Austin disse que o país asiático “representa a ameaça mais significativa no futuro porque está em ascensão” e enfatizou a necessidade de os EUA darem uma resposta mais forte principalmente sobre tecnologia.

Ele disse também que a Estratégia de Defesa Nacional de 2018, assinada por Trump e que apresentava a China e a Rússia como sérias ameaças, está “absolutamente no caminho certo para os desafios de hoje”.

Responsável pela diplomacia americana, o secretário de Estado, Antony Blinken, foi menos agressivo e se ateve a dizer que a China é o relacionamento mais importante para os EUA.

Sob Trump, os americanos tentaram banir ou ao menos limitar a participação da empresa chinesa Huawei no leilão de 5G no Brasil —previsto para este ano—, sob argumento de que a companhia repassa informações sigilosas ao governo chinês, o que ameaça a segurança de dados do Brasil e a cooperação com os EUA.

Sem oferecer detalhes, Psaki sugeriu que Biden deve manter a Huawei e outras empresas chinesas sob escrutínio, como fez Trump. O democrata também não deve se opor a uma das últimas medidas do governo do republicano, que acusou formalmente a China de genocídio contra a minoria muçulmana em Xinjiang.

O governo chinês é criticado internacionalmente por manter uigures em enormes centros de detenção. Em 2018, uma equipe da ONU recebeu denúncias de que ao menos 1 milhão de uigures e de outras minorias muçulmanas estavam detidas e disse ter provas disso.

Pequim nega as acusações de abuso e diz que os locais são espaços de reeducação, voltados a combater o extremismo e a ensinar novas habilidades.

Autora de um livro sobre o autoritarismo na China, a professora Gallagher diz que a atuação de Biden deve ter o respaldo de parte expressiva da população americana, em que o sentimento anti-China tem crescido de forma bipartidária há décadas —mas que agora foi intensificado sob a crise econômica e a pandemia.

“Tem a ala protecionista democrata, o anticomunismo da ala de extrema direita entre republicanos, e os evangélicos, focados na questão do aborto e dos valores.”

Para ela, Biden não deve abandonar medidas protecionistas em termos econômicos, em um aceno aos trabalhadores do Meio-Oeste americano, região decisiva na disputa à Casa Branca.
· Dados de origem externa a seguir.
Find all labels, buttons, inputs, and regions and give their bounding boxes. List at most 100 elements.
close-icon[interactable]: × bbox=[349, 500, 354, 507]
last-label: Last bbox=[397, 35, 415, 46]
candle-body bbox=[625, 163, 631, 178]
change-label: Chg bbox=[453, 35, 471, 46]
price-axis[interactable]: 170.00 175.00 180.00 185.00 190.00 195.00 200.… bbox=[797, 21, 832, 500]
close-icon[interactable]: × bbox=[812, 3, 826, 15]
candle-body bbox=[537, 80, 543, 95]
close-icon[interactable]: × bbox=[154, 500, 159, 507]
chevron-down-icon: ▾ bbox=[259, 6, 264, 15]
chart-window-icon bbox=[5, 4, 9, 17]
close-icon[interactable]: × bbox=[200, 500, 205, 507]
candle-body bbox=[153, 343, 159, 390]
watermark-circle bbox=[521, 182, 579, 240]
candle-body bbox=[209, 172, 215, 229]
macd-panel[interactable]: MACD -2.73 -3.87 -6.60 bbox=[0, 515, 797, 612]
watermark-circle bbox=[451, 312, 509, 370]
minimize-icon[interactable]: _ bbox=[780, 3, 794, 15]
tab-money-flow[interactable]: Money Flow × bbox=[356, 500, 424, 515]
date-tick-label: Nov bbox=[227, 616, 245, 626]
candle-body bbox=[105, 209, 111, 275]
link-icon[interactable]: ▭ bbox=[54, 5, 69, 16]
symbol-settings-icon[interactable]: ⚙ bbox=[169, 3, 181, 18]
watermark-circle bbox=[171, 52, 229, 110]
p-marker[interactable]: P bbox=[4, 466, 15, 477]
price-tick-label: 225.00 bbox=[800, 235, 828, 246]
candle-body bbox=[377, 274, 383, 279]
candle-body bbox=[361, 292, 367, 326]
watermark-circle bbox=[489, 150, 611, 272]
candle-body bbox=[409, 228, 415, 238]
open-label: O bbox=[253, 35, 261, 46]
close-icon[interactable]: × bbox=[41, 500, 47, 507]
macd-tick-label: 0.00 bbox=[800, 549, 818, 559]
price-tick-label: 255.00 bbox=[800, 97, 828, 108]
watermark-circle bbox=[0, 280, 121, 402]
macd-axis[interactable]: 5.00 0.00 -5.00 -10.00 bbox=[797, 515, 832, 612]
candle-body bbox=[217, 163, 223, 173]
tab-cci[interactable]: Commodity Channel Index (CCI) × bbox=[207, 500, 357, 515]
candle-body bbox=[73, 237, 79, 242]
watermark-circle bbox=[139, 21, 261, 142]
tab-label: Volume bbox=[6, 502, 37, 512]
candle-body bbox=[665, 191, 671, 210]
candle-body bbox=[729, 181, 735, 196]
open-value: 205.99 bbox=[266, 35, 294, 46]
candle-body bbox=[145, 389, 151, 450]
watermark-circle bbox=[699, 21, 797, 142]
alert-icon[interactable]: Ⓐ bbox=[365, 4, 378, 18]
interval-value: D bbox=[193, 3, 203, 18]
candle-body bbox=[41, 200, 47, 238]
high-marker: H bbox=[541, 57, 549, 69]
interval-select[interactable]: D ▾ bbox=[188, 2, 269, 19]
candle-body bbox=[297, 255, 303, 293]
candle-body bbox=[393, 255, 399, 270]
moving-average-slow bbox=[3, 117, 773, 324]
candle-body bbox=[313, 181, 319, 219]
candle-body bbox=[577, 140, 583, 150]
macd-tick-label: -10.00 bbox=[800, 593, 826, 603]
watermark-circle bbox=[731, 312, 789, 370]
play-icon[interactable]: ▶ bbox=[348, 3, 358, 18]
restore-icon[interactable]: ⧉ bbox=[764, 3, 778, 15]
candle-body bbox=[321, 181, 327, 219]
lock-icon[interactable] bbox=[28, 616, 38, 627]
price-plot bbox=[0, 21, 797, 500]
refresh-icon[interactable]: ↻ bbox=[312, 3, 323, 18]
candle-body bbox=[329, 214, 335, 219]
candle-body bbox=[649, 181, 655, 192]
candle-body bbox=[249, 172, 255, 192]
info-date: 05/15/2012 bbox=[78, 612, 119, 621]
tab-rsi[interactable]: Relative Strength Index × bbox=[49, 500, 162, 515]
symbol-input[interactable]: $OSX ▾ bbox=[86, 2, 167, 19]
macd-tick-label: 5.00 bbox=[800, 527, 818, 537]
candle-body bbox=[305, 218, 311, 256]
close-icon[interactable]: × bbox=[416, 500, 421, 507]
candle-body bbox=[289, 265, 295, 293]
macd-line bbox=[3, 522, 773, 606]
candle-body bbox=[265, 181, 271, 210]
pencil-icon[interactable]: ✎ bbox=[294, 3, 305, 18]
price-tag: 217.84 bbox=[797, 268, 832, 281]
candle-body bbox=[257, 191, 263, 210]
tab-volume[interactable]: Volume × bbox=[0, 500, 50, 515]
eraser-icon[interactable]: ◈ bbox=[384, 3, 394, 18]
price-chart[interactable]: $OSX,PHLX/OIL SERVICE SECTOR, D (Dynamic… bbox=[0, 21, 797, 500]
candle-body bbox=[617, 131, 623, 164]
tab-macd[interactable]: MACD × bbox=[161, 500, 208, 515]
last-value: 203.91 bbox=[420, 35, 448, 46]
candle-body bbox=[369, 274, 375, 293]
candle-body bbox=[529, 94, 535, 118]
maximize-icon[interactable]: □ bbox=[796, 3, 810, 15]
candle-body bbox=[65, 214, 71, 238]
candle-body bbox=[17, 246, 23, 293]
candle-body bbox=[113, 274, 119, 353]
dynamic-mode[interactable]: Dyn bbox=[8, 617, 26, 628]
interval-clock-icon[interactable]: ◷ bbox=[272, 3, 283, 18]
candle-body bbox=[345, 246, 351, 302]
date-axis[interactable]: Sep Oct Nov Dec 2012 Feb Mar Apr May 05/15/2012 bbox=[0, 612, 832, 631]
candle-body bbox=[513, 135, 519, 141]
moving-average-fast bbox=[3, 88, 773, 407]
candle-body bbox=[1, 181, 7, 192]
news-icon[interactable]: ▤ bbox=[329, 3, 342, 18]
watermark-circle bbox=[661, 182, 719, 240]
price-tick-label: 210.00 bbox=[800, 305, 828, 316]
Desde a campanha eleitoral, o democrata critica o que chama de práticas comerciais abusivas por parte da China e, na semana passada, assinou uma ordem executiva para fortalecer as diretrizes do governo que visam apoiar a indústria nacional, assim como Trump já havia feito.

A guerra comercial travada com a China por anos custou aos EUA cerca de 245 mil empregos, segundo estimativa da Oxford Economics, em relatório feito em parceria com o Conselho Empresarial EUA-China, e não trouxe os benefícios que o republicano prometeu para os americanos.

A primeira fase do acordo foi assinada por Trump em janeiro do ano passado, e ainda não está claro como Biden vai lidar com as tarifas remanescentes das negociações.

Diante da pandemia e de uma crise que deixou milhões de desempregados, o novo presidente dos EUA tem problemas internos hercúleos, mas aliados admitem que encontrar o ponto de equilíbrio na relação com a China é um dos grandes desafios na política externa, no momento em que a potência asiática tenta ocupar o posto de provedor global para o qual os EUA desejam voltar.